After a long delay, the Food and Drug Administration issued final regulations Aug. 16, 2022, for over-the-counter hearing aids. The final rule is effective 60 days from its publication, meaning that consumers could see OTC hearing aids hitting the shelves of community pharmacies nationwide by October 2022.
We are a pharmacist and audiologist who study the potential ways Americans with hearing loss can obtain OTC hearing aids. In a market dominated by only a handful of manufacturers, hearing aids that are now available without a prescription will expand access to the estimated 28.8 million U.S. adults who could benefit from their use.
A new class of hearing aids
A hearing aid is a device worn around the ear that makes desired sounds more audible for people with hearing loss. Hearing aid devices include a microphone, amplifier and miniature loudspeaker to make sounds louder. Traditionally, hearing aids have been accessible only with professional services provided by a licensed hearing aid dispenser or audiologist.
In 2017, the FDA Reauthorization Act designated a new class of hearing aids available over the counter to increase the accessibility and affordability of hearing aids for U.S. adults who believe they have mild to moderate hearing loss. These OTC hearing aids could be purchased without a medical evaluation by a physician or a fitting by an audiologist.
Before publishing the final rule, the FDA reviewed over 1,000 public opinions during the open comment period.
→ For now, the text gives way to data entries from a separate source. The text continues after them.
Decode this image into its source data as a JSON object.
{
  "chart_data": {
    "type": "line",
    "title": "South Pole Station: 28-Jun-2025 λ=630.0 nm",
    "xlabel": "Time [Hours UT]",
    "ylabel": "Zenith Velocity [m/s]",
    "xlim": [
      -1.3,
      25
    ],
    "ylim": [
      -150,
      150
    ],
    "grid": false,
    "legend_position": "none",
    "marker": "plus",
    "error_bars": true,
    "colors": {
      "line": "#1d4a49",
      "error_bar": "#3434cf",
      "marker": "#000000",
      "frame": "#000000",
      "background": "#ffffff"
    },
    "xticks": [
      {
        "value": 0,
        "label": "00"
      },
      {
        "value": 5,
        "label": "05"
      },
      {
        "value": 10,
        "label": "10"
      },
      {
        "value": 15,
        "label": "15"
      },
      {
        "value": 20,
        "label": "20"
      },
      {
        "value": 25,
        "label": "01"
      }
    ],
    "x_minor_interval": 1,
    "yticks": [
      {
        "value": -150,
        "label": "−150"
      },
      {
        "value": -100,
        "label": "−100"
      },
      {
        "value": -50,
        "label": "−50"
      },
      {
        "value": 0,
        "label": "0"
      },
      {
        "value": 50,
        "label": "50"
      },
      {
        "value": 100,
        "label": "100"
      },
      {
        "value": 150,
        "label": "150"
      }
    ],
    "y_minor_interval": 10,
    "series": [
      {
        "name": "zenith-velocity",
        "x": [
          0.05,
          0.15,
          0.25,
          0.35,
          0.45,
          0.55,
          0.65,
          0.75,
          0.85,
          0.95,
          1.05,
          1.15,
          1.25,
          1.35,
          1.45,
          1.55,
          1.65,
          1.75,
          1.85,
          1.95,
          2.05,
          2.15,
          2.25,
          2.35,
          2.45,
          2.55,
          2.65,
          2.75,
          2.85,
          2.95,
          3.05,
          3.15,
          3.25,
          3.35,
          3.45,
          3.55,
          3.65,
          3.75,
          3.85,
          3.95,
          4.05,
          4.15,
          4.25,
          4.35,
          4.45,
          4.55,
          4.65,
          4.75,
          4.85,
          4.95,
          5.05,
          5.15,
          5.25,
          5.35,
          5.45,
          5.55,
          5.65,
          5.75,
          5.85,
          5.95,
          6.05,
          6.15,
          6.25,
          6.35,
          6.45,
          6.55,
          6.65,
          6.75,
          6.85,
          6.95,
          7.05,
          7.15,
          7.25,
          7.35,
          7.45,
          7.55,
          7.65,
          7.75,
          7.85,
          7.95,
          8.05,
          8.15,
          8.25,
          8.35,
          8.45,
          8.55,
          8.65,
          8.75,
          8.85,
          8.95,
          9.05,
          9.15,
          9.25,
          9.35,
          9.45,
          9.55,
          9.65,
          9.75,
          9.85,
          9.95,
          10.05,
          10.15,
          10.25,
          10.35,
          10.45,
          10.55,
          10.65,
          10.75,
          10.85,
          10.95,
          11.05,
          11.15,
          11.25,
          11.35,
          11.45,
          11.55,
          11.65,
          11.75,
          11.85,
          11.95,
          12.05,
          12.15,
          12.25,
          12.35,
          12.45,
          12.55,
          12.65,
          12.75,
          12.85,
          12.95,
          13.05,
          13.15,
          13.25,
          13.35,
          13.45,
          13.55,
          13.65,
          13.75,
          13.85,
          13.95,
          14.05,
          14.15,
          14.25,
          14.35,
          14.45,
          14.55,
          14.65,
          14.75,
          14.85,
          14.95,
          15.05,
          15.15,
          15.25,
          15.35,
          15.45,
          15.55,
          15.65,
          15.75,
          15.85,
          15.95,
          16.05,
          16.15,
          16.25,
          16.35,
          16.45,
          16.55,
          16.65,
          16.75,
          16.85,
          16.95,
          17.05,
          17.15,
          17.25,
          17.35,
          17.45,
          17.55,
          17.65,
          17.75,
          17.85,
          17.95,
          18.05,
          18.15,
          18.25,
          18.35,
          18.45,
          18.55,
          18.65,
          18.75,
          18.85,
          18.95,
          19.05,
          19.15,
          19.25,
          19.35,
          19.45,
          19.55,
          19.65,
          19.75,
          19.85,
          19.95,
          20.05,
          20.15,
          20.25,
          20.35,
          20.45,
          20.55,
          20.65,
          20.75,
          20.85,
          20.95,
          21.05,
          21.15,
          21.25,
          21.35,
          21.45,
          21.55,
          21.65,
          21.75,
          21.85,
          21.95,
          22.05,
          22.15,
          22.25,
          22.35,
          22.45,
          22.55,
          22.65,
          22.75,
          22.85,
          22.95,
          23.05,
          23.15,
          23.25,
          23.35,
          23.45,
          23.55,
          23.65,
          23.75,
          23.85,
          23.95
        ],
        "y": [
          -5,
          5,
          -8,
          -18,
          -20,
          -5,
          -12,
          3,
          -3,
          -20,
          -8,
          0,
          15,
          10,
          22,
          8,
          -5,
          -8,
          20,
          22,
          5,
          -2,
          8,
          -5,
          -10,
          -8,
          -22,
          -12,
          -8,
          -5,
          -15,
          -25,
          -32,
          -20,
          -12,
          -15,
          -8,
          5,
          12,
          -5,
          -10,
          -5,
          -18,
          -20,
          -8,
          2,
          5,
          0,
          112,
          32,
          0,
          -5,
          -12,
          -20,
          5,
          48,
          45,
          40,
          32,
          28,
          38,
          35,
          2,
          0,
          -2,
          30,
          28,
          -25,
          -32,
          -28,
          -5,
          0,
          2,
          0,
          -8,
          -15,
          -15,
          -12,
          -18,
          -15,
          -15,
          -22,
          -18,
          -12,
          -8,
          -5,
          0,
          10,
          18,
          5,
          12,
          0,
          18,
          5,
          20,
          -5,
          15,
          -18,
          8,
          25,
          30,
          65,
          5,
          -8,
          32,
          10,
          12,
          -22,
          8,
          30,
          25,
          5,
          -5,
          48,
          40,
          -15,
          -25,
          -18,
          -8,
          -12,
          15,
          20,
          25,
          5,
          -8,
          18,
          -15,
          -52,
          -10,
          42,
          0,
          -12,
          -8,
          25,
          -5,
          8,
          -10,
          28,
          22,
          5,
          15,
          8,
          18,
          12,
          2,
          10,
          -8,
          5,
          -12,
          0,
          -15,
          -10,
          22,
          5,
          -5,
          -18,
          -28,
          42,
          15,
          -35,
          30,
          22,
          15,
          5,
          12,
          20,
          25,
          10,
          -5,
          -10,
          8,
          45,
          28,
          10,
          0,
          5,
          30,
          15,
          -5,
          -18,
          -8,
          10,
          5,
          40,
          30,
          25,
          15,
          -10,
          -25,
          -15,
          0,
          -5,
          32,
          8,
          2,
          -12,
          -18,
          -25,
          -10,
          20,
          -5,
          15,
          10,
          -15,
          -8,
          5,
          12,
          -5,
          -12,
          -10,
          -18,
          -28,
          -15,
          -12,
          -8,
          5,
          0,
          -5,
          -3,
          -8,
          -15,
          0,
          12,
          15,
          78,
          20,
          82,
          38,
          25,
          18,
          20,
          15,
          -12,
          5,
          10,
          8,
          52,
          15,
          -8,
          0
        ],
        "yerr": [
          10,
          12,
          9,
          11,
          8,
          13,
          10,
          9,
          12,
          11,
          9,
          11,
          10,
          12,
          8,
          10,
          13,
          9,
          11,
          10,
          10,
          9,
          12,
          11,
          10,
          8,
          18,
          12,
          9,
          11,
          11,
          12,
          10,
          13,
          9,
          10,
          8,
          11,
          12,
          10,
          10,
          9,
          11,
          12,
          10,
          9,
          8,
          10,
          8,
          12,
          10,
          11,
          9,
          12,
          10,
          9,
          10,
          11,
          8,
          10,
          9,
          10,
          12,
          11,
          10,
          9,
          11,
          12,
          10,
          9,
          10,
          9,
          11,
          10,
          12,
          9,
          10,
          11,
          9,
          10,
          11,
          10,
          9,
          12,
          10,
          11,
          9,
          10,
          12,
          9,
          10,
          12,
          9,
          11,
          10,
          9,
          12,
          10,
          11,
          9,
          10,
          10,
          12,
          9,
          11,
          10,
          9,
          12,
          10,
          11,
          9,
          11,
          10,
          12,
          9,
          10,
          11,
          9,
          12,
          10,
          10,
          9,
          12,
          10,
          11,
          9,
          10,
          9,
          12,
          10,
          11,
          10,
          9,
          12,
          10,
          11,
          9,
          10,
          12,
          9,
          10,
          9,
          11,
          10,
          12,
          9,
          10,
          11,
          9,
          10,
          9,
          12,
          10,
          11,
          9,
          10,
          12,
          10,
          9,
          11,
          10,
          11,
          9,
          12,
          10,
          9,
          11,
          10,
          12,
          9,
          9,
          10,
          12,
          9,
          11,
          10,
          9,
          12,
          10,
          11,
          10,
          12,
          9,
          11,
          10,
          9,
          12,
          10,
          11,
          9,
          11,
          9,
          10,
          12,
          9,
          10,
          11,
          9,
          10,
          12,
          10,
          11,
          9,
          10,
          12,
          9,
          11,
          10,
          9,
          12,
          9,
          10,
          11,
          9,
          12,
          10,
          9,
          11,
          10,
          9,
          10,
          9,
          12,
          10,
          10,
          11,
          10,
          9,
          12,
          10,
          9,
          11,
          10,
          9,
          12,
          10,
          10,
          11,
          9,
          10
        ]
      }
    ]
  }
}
The final ruling takes into account a variety of comments related to maximum sound output, product labeling and user controls. Implementation of these regulations is a year overdue, largely because of the COVID-19 pandemic.
Pharmacists will play a key role in OTC hearing aid sales. For one, pharmacies are more accessible to Americans than audiology practices. Audiologists tend to be located in metropolitan areas with higher incomes, younger populations and greater insurance coverage, along with a smaller proportion of people who need hearing aids most – namely, older adults. In contrast, nearly 90% of Americans live within 5 miles of one of the more than 61,000 community pharmacies nationwide.
The ruling will also help get hearing aids into patients’ ears more quickly. It typically takes an average of four to five years after people recognize their hearing loss before they see a health care provider, and sometimes an additional six years to obtain a hearing aid device. With this new law, people will be able to purchase OTC hearing aids as soon as they become aware of their hearing difficulties.
OTC hearing aids will offer a do-it-yourself approach to addressing hearing loss. For example, people might be able to use a smartphone app to measure and adjust the hearing aid to best fit their hearing needs. Traditional hearing aids require a professionally administered hearing test and technical features that may allow more customized fine-tuning.